For decades, the Songkran Festival has been celebrated in this way. Although the local Han people also set off firecrackers and fireworks during the Spring Festival, and other ethnic groups in the state also have their own festivals, the Songkran Festival has always been the most grand and lively festival in Xishuangbanna. Of course, with the acceleration of the pace of information society, the trend of communication and integration among ethnic groups is becoming more and more obvious, and the form of water-splashing festival has also changed slightly. However, as a national festival, it still inherits the traditional things and shows the symbolic differences between the Dai people and other ethnic groups. This difference is something that melts in the blood, but it also depends on or depends on the environment in which they live and the culture they inherit. It cannot be changed by a government or an action.

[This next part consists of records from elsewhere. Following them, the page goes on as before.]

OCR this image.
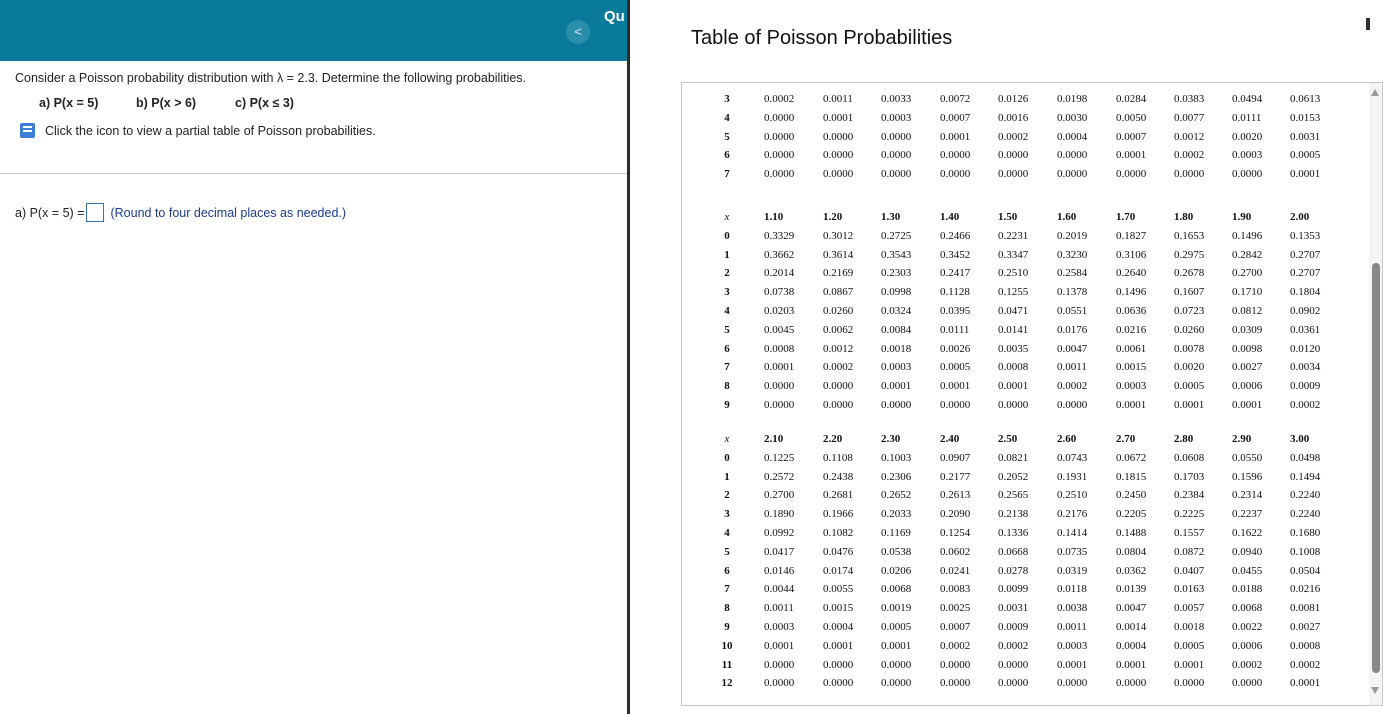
<
Qu
Consider a Poisson probability distribution with λ = 2.3. Determine the following probabilities.
a) P(x = 5)	b) P(x > 6)	c) P(x ≤ 3)
Click the icon to view a partial table of Poisson probabilities.
a) P(x = 5) = (Round to four decimal places as needed.)
Table of Poisson Probabilities
3	0.0002	0.0011	0.0033	0.0072	0.0126	0.0198	0.0284	0.0383	0.0494	0.0613
4	0.0000	0.0001	0.0003	0.0007	0.0016	0.0030	0.0050	0.0077	0.0111	0.0153
5	0.0000	0.0000	0.0000	0.0001	0.0002	0.0004	0.0007	0.0012	0.0020	0.0031
6	0.0000	0.0000	0.0000	0.0000	0.0000	0.0000	0.0001	0.0002	0.0003	0.0005
7	0.0000	0.0000	0.0000	0.0000	0.0000	0.0000	0.0000	0.0000	0.0000	0.0001
x	1.10	1.20	1.30	1.40	1.50	1.60	1.70	1.80	1.90	2.00
0	0.3329	0.3012	0.2725	0.2466	0.2231	0.2019	0.1827	0.1653	0.1496	0.1353
1	0.3662	0.3614	0.3543	0.3452	0.3347	0.3230	0.3106	0.2975	0.2842	0.2707
2	0.2014	0.2169	0.2303	0.2417	0.2510	0.2584	0.2640	0.2678	0.2700	0.2707
3	0.0738	0.0867	0.0998	0.1128	0.1255	0.1378	0.1496	0.1607	0.1710	0.1804
4	0.0203	0.0260	0.0324	0.0395	0.0471	0.0551	0.0636	0.0723	0.0812	0.0902
5	0.0045	0.0062	0.0084	0.0111	0.0141	0.0176	0.0216	0.0260	0.0309	0.0361
6	0.0008	0.0012	0.0018	0.0026	0.0035	0.0047	0.0061	0.0078	0.0098	0.0120
7	0.0001	0.0002	0.0003	0.0005	0.0008	0.0011	0.0015	0.0020	0.0027	0.0034
8	0.0000	0.0000	0.0001	0.0001	0.0001	0.0002	0.0003	0.0005	0.0006	0.0009
9	0.0000	0.0000	0.0000	0.0000	0.0000	0.0000	0.0001	0.0001	0.0001	0.0002
x	2.10	2.20	2.30	2.40	2.50	2.60	2.70	2.80	2.90	3.00
0	0.1225	0.1108	0.1003	0.0907	0.0821	0.0743	0.0672	0.0608	0.0550	0.0498
1	0.2572	0.2438	0.2306	0.2177	0.2052	0.1931	0.1815	0.1703	0.1596	0.1494
2	0.2700	0.2681	0.2652	0.2613	0.2565	0.2510	0.2450	0.2384	0.2314	0.2240
3	0.1890	0.1966	0.2033	0.2090	0.2138	0.2176	0.2205	0.2225	0.2237	0.2240
4	0.0992	0.1082	0.1169	0.1254	0.1336	0.1414	0.1488	0.1557	0.1622	0.1680
5	0.0417	0.0476	0.0538	0.0602	0.0668	0.0735	0.0804	0.0872	0.0940	0.1008
6	0.0146	0.0174	0.0206	0.0241	0.0278	0.0319	0.0362	0.0407	0.0455	0.0504
7	0.0044	0.0055	0.0068	0.0083	0.0099	0.0118	0.0139	0.0163	0.0188	0.0216
8	0.0011	0.0015	0.0019	0.0025	0.0031	0.0038	0.0047	0.0057	0.0068	0.0081
9	0.0003	0.0004	0.0005	0.0007	0.0009	0.0011	0.0014	0.0018	0.0022	0.0027
10	0.0001	0.0001	0.0001	0.0002	0.0002	0.0003	0.0004	0.0005	0.0006	0.0008
11	0.0000	0.0000	0.0000	0.0000	0.0000	0.0001	0.0001	0.0001	0.0002	0.0002
12	0.0000	0.0000	0.0000	0.0000	0.0000	0.0000	0.0000	0.0000	0.0000	0.0001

Compared with my experience of celebrating Spring Festival and Songkran Festival in the past 30 years, in fact, these two festivals reflect the characteristics of two nationalities. Relatively speaking, the Spring Festival is more about individuals or individuals, and its celebrations are limited to families. Songkran Festival is a more group festival, involving a wider range, at least a stockade group activity. For the Han nationality, the theme and content of the Spring Festival is nothing more than family reunion and respect for elders. For the Dai people, the Water-sprinkling Festival is not only of traditional significance, but also of far-reaching significance: after the founding of New China, the Dai and other ethnic minorities, who have been in a weak position for thousands of years, have achieved equality among all ethnic groups, and their long-term inferiority complex has been greatly improved, which has made them feel proud and proud, and has produced a sense of pride that as a minority, they can also get along with powerful ethnic groups such as the Han nationality on an equal footing. Festivals of this nation naturally become an important carrier for them to display their national traditions and gain respect and recognition from other nations.